Раньше хуй стоял железно,
А теперь – резиново!
– Бойцы, подгяги-вай! – Хван прикрикнул.
Лю, в седле дремлющий, встрепенулся, поднял голову.
Но бойцы на призыв командира не отозвались – всё так же тянули частушку голоса отдельные. И голоса эти прорежаться стали.
“Спят они все, что ли?”
Командир оглянулся. И различил в полумраке позади себя… только шесть всадников!
И позади двух последних мелькнули… лапы звериные, пятнистые с кривыми страшными когтями.
– Дзяолю!![24] – Хван закричал, из кобуры пистолет рвя.
И жуткое узрел он: лапы пятнистые когтями этими отсекли головы бойцов так легко и страшно, словно это кочаны капусты были, а не головы героев ЗАЁ. И полетели эти головы геройские вниз, вниз, вниз.

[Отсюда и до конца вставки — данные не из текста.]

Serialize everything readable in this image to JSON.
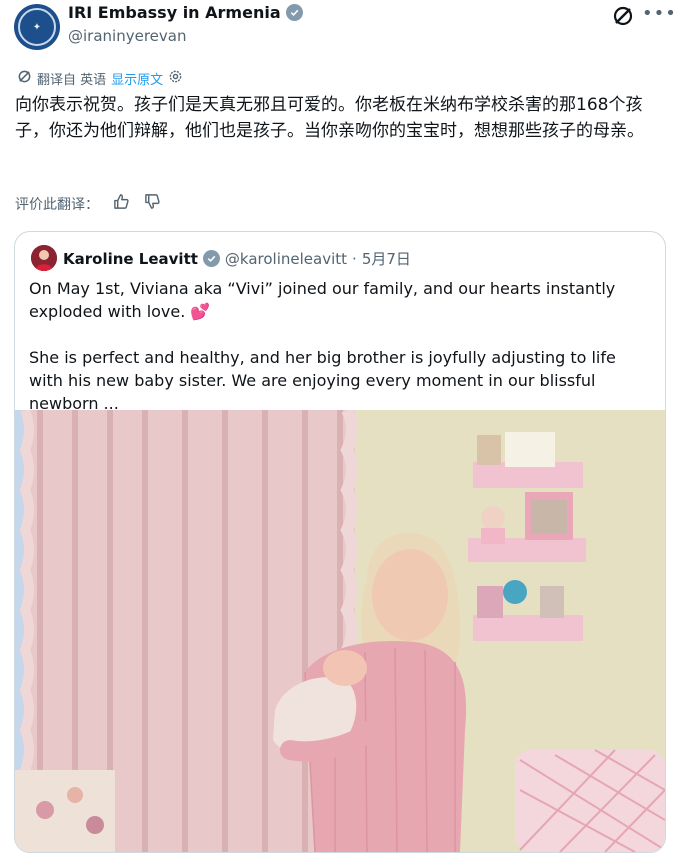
{
  "account": {
    "name": "IRI Embassy in Armenia",
    "handle": "@iraninyerevan"
  },
  "translation": {
    "translated_from": "翻译自 英语",
    "show_original": "显示原文"
  },
  "tweet": {
    "text": "向你表示祝贺。孩子们是天真无邪且可爱的。你老板在米纳布学校杀害的那168个孩子，你还为他们辩解，他们也是孩子。当你亲吻你的宝宝时，想想那些孩子的母亲。"
  },
  "rating": {
    "label": "评价此翻译："
  },
  "quoted": {
    "name": "Karoline Leavitt",
    "handle": "@karolineleavitt",
    "separator": "·",
    "date": "5月7日",
    "paragraph1": "On May 1st, Viviana aka “Vivi” joined our family, and our hearts instantly exploded with love. 💕",
    "paragraph2": "She is perfect and healthy, and her big brother is joyfully adjusting to life with his new baby sister. We are enjoying every moment in our blissful newborn ..."
  },
  "colors": {
    "accent": "#1d9bf0",
    "secondary_text": "#536471",
    "border": "#cfd9de",
    "verified_badge": "#829aab"
  },
  "icons": [
    "verified-badge-icon",
    "grok-icon",
    "more-icon",
    "translate-icon",
    "settings-icon",
    "thumbs-up-icon",
    "thumbs-down-icon"
  ]
}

Бойцы от крика командира опомнились, за оружие хватаясь.
Но – поздно.
Звериные тела, проворные.
Прыгали и резали, прыгали и резали.
Полетели пули по ним – да где уж! От пуль увернулись черти пятнистые. И вот уже двое ближайших – есаулы Джан и Храмцов – головы свои теряют. Хван с Ли, отстреливаясь наугад, – лошадям шпоры. Прянули кони стальные – в лес, в лес. Рванули по снегу плотному, настовому.
Но —
Ромм!
Стрела Лю меж лопаток вошла, наконечником вышла. Полетел Лю из седла с криком смертельным. Хван за деревья коня направил, зигзагом, зигзагом, зигзагом.
Ромм!
В плечо левое вошла стрела. Конь вправо рванул. И не удержался Хван в седле – слетел в снег, ледяную корку наста проламывая.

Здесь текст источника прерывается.